Google faces regulator warnings over privacy policy

data protection
5 Jul, 2013

Company must rewrite terms in order to comply with European legislation.

Google has been told its updated privacy policy still does not comply with data protection and privacy legislation in several European countries.

Government privacy watchdogs in the UK, Germany and Italy have all warned the search giant that it must rewrite its terms and conditions or face legal sanctions.

Our privacy policy respects European law and allows us to create simpler, more effective services.

The company has already faced similar warnings from France and Spain’s privacy bodies last month.

In a statement, the Information Commissioner’s Office (ICO), which oversees privacy and data protection in the UK, said: “We have today written to Google to confirm our findings...that its updated privacy policy raises serious questions about its compliance with the UK Data Protection Act.

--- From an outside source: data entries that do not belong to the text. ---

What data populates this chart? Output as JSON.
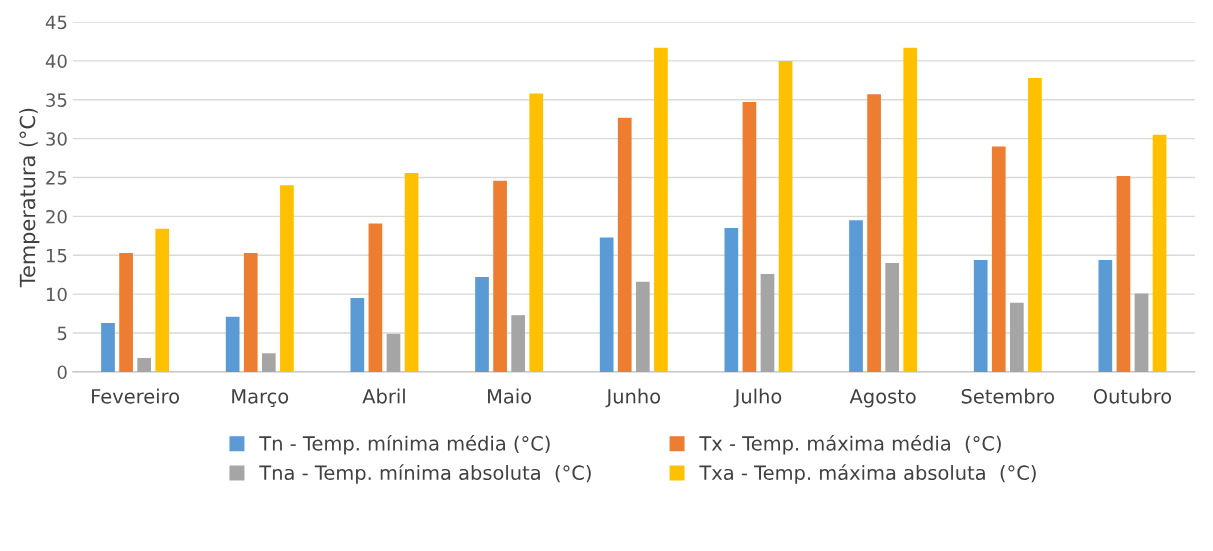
{
  "chart_data": {
    "type": "bar",
    "ylabel": "Temperatura (°C)",
    "categories": [
      "Fevereiro",
      "Março",
      "Abril",
      "Maio",
      "Junho",
      "Julho",
      "Agosto",
      "Setembro",
      "Outubro"
    ],
    "series": [
      {
        "name": "Tn - Temp. mínima média (°C)",
        "color": "#5b9bd5",
        "values": [
          6.3,
          7.1,
          9.5,
          12.2,
          17.3,
          18.5,
          19.5,
          14.4,
          14.4
        ]
      },
      {
        "name": "Tx - Temp. máxima média  (°C)",
        "color": "#ed7d31",
        "values": [
          15.3,
          15.3,
          19.1,
          24.6,
          32.7,
          34.7,
          35.7,
          29.0,
          25.2
        ]
      },
      {
        "name": "Tna - Temp. mínima absoluta  (°C)",
        "color": "#a5a5a5",
        "values": [
          1.8,
          2.4,
          4.9,
          7.3,
          11.6,
          12.6,
          14.0,
          8.9,
          10.1
        ]
      },
      {
        "name": "Txa - Temp. máxima absoluta  (°C)",
        "color": "#ffc000",
        "values": [
          18.4,
          24.0,
          25.6,
          35.8,
          41.7,
          40.0,
          41.7,
          37.8,
          30.5
        ]
      }
    ],
    "ylim": [
      0,
      45
    ],
    "yticks": [
      0,
      5,
      10,
      15,
      20,
      25,
      30,
      35,
      40,
      45
    ],
    "grid": "y",
    "legend": "bottom"
  }
}
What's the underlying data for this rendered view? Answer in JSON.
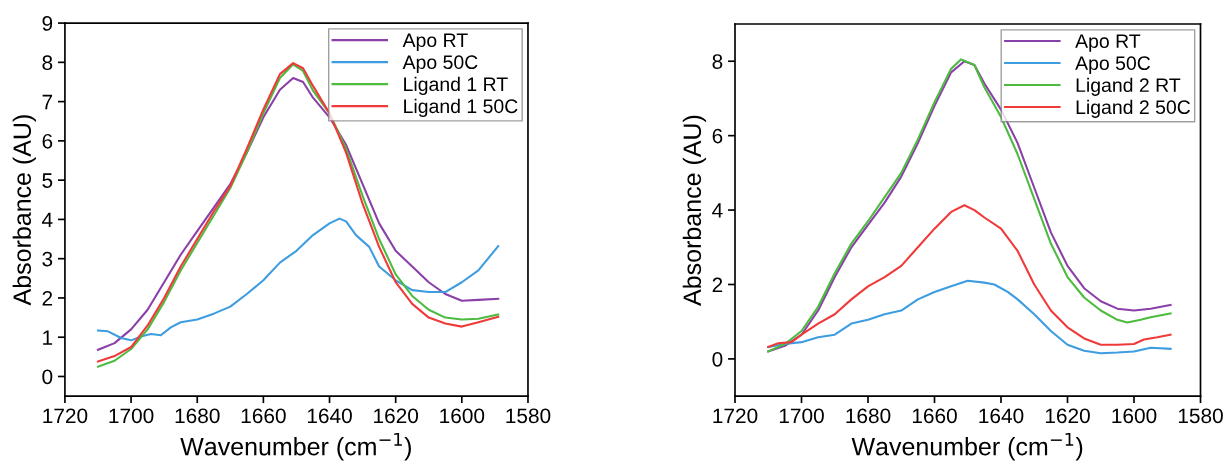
{
  "chart_data": [
    {
      "type": "line",
      "xlabel": "Wavenumber (cm$^{−1}$)",
      "ylabel": "Absorbance (AU)",
      "xlim": [
        1720,
        1580
      ],
      "xticks": [
        1720,
        1700,
        1680,
        1660,
        1640,
        1620,
        1600,
        1580
      ],
      "ylim": [
        -0.5,
        9
      ],
      "yticks": [
        0,
        1,
        2,
        3,
        4,
        5,
        6,
        7,
        8,
        9
      ],
      "legend": "top right",
      "grid": false,
      "marker": "none",
      "line_style": "solid",
      "series": [
        {
          "name": "Apo RT",
          "color": "#8b3fa8",
          "x": [
            1710,
            1705,
            1700,
            1695,
            1690,
            1685,
            1680,
            1675,
            1670,
            1665,
            1660,
            1655,
            1651,
            1648,
            1645,
            1640,
            1635,
            1630,
            1625,
            1620,
            1615,
            1610,
            1605,
            1600,
            1595,
            1589
          ],
          "values": [
            0.68,
            0.85,
            1.2,
            1.7,
            2.4,
            3.1,
            3.7,
            4.3,
            4.9,
            5.7,
            6.6,
            7.3,
            7.6,
            7.5,
            7.1,
            6.6,
            5.9,
            4.9,
            3.9,
            3.2,
            2.8,
            2.4,
            2.1,
            1.93,
            1.95,
            1.98
          ]
        },
        {
          "name": "Apo 50C",
          "color": "#3d9de0",
          "x": [
            1710,
            1707,
            1703,
            1700,
            1697,
            1694,
            1691,
            1688,
            1685,
            1680,
            1675,
            1670,
            1665,
            1660,
            1655,
            1650,
            1645,
            1640,
            1637,
            1635,
            1632,
            1628,
            1625,
            1620,
            1615,
            1610,
            1605,
            1600,
            1595,
            1589
          ],
          "values": [
            1.17,
            1.15,
            0.98,
            0.92,
            1.02,
            1.08,
            1.05,
            1.25,
            1.38,
            1.45,
            1.6,
            1.78,
            2.1,
            2.45,
            2.9,
            3.2,
            3.6,
            3.9,
            4.02,
            3.95,
            3.6,
            3.3,
            2.8,
            2.45,
            2.2,
            2.15,
            2.15,
            2.4,
            2.7,
            3.32
          ]
        },
        {
          "name": "Ligand 1 RT",
          "color": "#4cbb3f",
          "x": [
            1710,
            1705,
            1700,
            1695,
            1690,
            1685,
            1680,
            1675,
            1670,
            1665,
            1660,
            1655,
            1651,
            1648,
            1645,
            1640,
            1635,
            1630,
            1625,
            1620,
            1615,
            1610,
            1605,
            1600,
            1595,
            1589
          ],
          "values": [
            0.25,
            0.4,
            0.7,
            1.2,
            1.9,
            2.7,
            3.4,
            4.1,
            4.8,
            5.7,
            6.7,
            7.6,
            7.95,
            7.78,
            7.28,
            6.7,
            5.8,
            4.6,
            3.5,
            2.6,
            2.05,
            1.7,
            1.5,
            1.45,
            1.47,
            1.58
          ]
        },
        {
          "name": "Ligand 1 50C",
          "color": "#f03a3a",
          "x": [
            1710,
            1705,
            1700,
            1695,
            1690,
            1685,
            1680,
            1675,
            1670,
            1665,
            1660,
            1655,
            1651,
            1648,
            1645,
            1640,
            1635,
            1630,
            1625,
            1620,
            1615,
            1610,
            1605,
            1600,
            1595,
            1589
          ],
          "values": [
            0.38,
            0.52,
            0.75,
            1.3,
            2.0,
            2.8,
            3.5,
            4.2,
            4.85,
            5.8,
            6.8,
            7.7,
            7.98,
            7.85,
            7.4,
            6.7,
            5.7,
            4.4,
            3.3,
            2.4,
            1.85,
            1.5,
            1.35,
            1.27,
            1.38,
            1.52
          ]
        }
      ]
    },
    {
      "type": "line",
      "xlabel": "Wavenumber (cm$^{−1}$)",
      "ylabel": "Absorbance (AU)",
      "xlim": [
        1720,
        1580
      ],
      "xticks": [
        1720,
        1700,
        1680,
        1660,
        1640,
        1620,
        1600,
        1580
      ],
      "ylim": [
        -1,
        9
      ],
      "yticks": [
        0,
        2,
        4,
        6,
        8
      ],
      "legend": "top right",
      "grid": false,
      "marker": "none",
      "line_style": "solid",
      "series": [
        {
          "name": "Apo RT",
          "color": "#8b3fa8",
          "x": [
            1710,
            1705,
            1700,
            1695,
            1690,
            1685,
            1680,
            1675,
            1670,
            1665,
            1660,
            1655,
            1651,
            1648,
            1645,
            1640,
            1635,
            1630,
            1625,
            1620,
            1615,
            1610,
            1605,
            1600,
            1595,
            1589
          ],
          "values": [
            0.2,
            0.35,
            0.65,
            1.3,
            2.2,
            3.0,
            3.6,
            4.2,
            4.9,
            5.8,
            6.8,
            7.7,
            8.0,
            7.9,
            7.4,
            6.7,
            5.8,
            4.6,
            3.4,
            2.5,
            1.9,
            1.55,
            1.35,
            1.3,
            1.35,
            1.45
          ]
        },
        {
          "name": "Apo 50C",
          "color": "#3d9de0",
          "x": [
            1710,
            1705,
            1700,
            1695,
            1690,
            1685,
            1680,
            1675,
            1670,
            1665,
            1660,
            1655,
            1650,
            1645,
            1642,
            1638,
            1635,
            1630,
            1625,
            1620,
            1615,
            1610,
            1605,
            1600,
            1595,
            1589
          ],
          "values": [
            0.32,
            0.4,
            0.45,
            0.58,
            0.65,
            0.95,
            1.05,
            1.2,
            1.3,
            1.6,
            1.8,
            1.95,
            2.1,
            2.05,
            2.0,
            1.8,
            1.6,
            1.2,
            0.75,
            0.38,
            0.22,
            0.15,
            0.17,
            0.2,
            0.3,
            0.27
          ]
        },
        {
          "name": "Ligand 2 RT",
          "color": "#4cbb3f",
          "x": [
            1710,
            1705,
            1700,
            1695,
            1690,
            1685,
            1680,
            1675,
            1670,
            1665,
            1660,
            1655,
            1652,
            1648,
            1645,
            1640,
            1635,
            1630,
            1625,
            1620,
            1615,
            1610,
            1605,
            1602,
            1598,
            1595,
            1589
          ],
          "values": [
            0.2,
            0.4,
            0.75,
            1.4,
            2.3,
            3.1,
            3.7,
            4.35,
            5.0,
            5.9,
            6.9,
            7.8,
            8.05,
            7.9,
            7.3,
            6.5,
            5.5,
            4.3,
            3.1,
            2.2,
            1.65,
            1.3,
            1.05,
            0.98,
            1.05,
            1.12,
            1.22
          ]
        },
        {
          "name": "Ligand 2 50C",
          "color": "#f03a3a",
          "x": [
            1710,
            1707,
            1703,
            1700,
            1695,
            1690,
            1685,
            1680,
            1675,
            1670,
            1665,
            1660,
            1655,
            1651,
            1648,
            1645,
            1640,
            1635,
            1630,
            1625,
            1620,
            1615,
            1610,
            1605,
            1600,
            1597,
            1593,
            1589
          ],
          "values": [
            0.32,
            0.42,
            0.45,
            0.65,
            0.95,
            1.2,
            1.6,
            1.95,
            2.2,
            2.5,
            3.0,
            3.5,
            3.95,
            4.13,
            4.0,
            3.8,
            3.5,
            2.9,
            2.0,
            1.3,
            0.85,
            0.55,
            0.38,
            0.38,
            0.4,
            0.52,
            0.58,
            0.65
          ]
        }
      ]
    }
  ]
}
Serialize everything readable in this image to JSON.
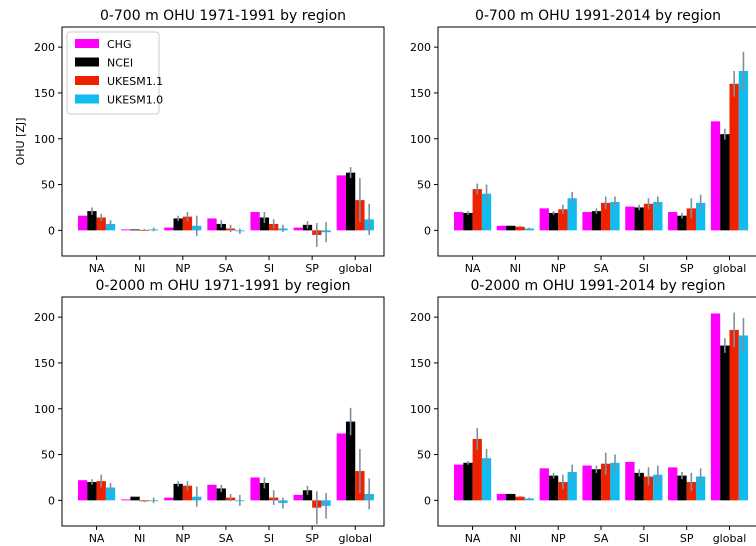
{
  "colors": {
    "CHG": "#ff00ff",
    "NCEI": "#000000",
    "UKESM1.1": "#ee2200",
    "UKESM1.0": "#11bbee",
    "error_bar": "#7f8fa0"
  },
  "chart_data": [
    {
      "type": "bar",
      "title": "0-700 m OHU 1971-1991 by region",
      "ylabel": "OHU [ZJ]",
      "categories": [
        "NA",
        "NI",
        "NP",
        "SA",
        "SI",
        "SP",
        "global"
      ],
      "ylim": [
        -28,
        222
      ],
      "yticks": [
        0,
        50,
        100,
        150,
        200
      ],
      "legend": [
        "CHG",
        "NCEI",
        "UKESM1.1",
        "UKESM1.0"
      ],
      "legend_position": "upper-left",
      "series": [
        {
          "name": "CHG",
          "values": [
            16,
            1,
            3,
            13,
            20,
            3,
            60
          ],
          "err": [
            null,
            null,
            null,
            null,
            null,
            null,
            null
          ]
        },
        {
          "name": "NCEI",
          "values": [
            21,
            1,
            13,
            7,
            14,
            6,
            63
          ],
          "err": [
            4,
            0.5,
            3,
            4,
            6,
            4,
            6
          ]
        },
        {
          "name": "UKESM1.1",
          "values": [
            14,
            0.5,
            15,
            2,
            7,
            -5,
            33
          ],
          "err": [
            4,
            1,
            5,
            4,
            5,
            13,
            24
          ]
        },
        {
          "name": "UKESM1.0",
          "values": [
            7,
            1,
            5,
            -1,
            2,
            -2,
            12
          ],
          "err": [
            4,
            2,
            11,
            3,
            4,
            11,
            17
          ]
        }
      ]
    },
    {
      "type": "bar",
      "title": "0-700 m OHU 1991-2014 by region",
      "ylabel": "",
      "categories": [
        "NA",
        "NI",
        "NP",
        "SA",
        "SI",
        "SP",
        "global"
      ],
      "ylim": [
        -28,
        222
      ],
      "yticks": [
        0,
        50,
        100,
        150,
        200
      ],
      "series": [
        {
          "name": "CHG",
          "values": [
            20,
            5,
            24,
            20,
            26,
            20,
            119
          ],
          "err": [
            null,
            null,
            null,
            null,
            null,
            null,
            null
          ]
        },
        {
          "name": "NCEI",
          "values": [
            19,
            5,
            19,
            21,
            25,
            16,
            105
          ],
          "err": [
            2,
            0.5,
            2,
            3,
            3,
            3,
            6
          ]
        },
        {
          "name": "UKESM1.1",
          "values": [
            45,
            4,
            23,
            30,
            29,
            24,
            160
          ],
          "err": [
            6,
            1,
            5,
            7,
            6,
            11,
            14
          ]
        },
        {
          "name": "UKESM1.0",
          "values": [
            40,
            2,
            35,
            31,
            31,
            30,
            174
          ],
          "err": [
            10,
            1,
            7,
            6,
            6,
            9,
            21
          ]
        }
      ]
    },
    {
      "type": "bar",
      "title": "0-2000 m OHU 1971-1991 by region",
      "ylabel": "",
      "categories": [
        "NA",
        "NI",
        "NP",
        "SA",
        "SI",
        "SP",
        "global"
      ],
      "ylim": [
        -28,
        222
      ],
      "yticks": [
        0,
        50,
        100,
        150,
        200
      ],
      "series": [
        {
          "name": "CHG",
          "values": [
            22,
            1,
            3,
            17,
            25,
            6,
            73
          ],
          "err": [
            null,
            null,
            null,
            null,
            null,
            null,
            null
          ]
        },
        {
          "name": "NCEI",
          "values": [
            20,
            4,
            18,
            13,
            19,
            11,
            86
          ],
          "err": [
            3,
            0.5,
            3,
            4,
            6,
            5,
            15
          ]
        },
        {
          "name": "UKESM1.1",
          "values": [
            21,
            -1,
            16,
            3,
            3,
            -8,
            32
          ],
          "err": [
            7,
            1,
            5,
            4,
            8,
            18,
            24
          ]
        },
        {
          "name": "UKESM1.0",
          "values": [
            14,
            0,
            4,
            0,
            -3,
            -6,
            7
          ],
          "err": [
            5,
            3,
            11,
            6,
            6,
            14,
            17
          ]
        }
      ]
    },
    {
      "type": "bar",
      "title": "0-2000 m OHU 1991-2014 by region",
      "ylabel": "",
      "categories": [
        "NA",
        "NI",
        "NP",
        "SA",
        "SI",
        "SP",
        "global"
      ],
      "ylim": [
        -28,
        222
      ],
      "yticks": [
        0,
        50,
        100,
        150,
        200
      ],
      "series": [
        {
          "name": "CHG",
          "values": [
            39,
            7,
            35,
            38,
            42,
            36,
            204
          ],
          "err": [
            null,
            null,
            null,
            null,
            null,
            null,
            null
          ]
        },
        {
          "name": "NCEI",
          "values": [
            41,
            7,
            27,
            34,
            30,
            27,
            169
          ],
          "err": [
            2,
            0.5,
            3,
            4,
            4,
            4,
            8
          ]
        },
        {
          "name": "UKESM1.1",
          "values": [
            67,
            4,
            20,
            40,
            26,
            20,
            186
          ],
          "err": [
            12,
            1,
            8,
            12,
            10,
            10,
            19
          ]
        },
        {
          "name": "UKESM1.0",
          "values": [
            46,
            2,
            31,
            41,
            28,
            26,
            180
          ],
          "err": [
            10,
            1,
            8,
            9,
            10,
            9,
            19
          ]
        }
      ]
    }
  ]
}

“In particular, we believe the updated policy does not provide sufficient information to enable UK users of Google’s services to understand how their data will be used across all of the company’s products.”

The company has until 20 September to amend the policy or face legal sanctions, the ICO said.

The moves come just 15 months after Google altered its privacy policy to unify data collection, and is the latest of a number of privacy scandals that have bedevilled the company.

In Europe, the company has been censured over the collection of WiFi data, including usernames and passwords, through its Street View cars.

On 21 June 2013, the ICO gave Google 35 days to delete all the data it had collected or face contempt of court procedures, after the body found it had retained data even after being told to delete it previously. Google claimed the disks had been retained accidentally.

Furthermore, the company has been asked to clarify the data protection implications of its Google Glass wearable computing technology on both sides of the Atlantic, after it emerged the device can take photos and videos of people without their knowledge or consent.

In a statement, Google said: “Our privacy policy respects European law and allows us to create simpler, more effective services. We have engaged fully with the authorities involved throughout this process, and we’ll continue to do so going forward.”

However, the company declined to elaborate on how this is possible when facing litigation from European data protection regulators.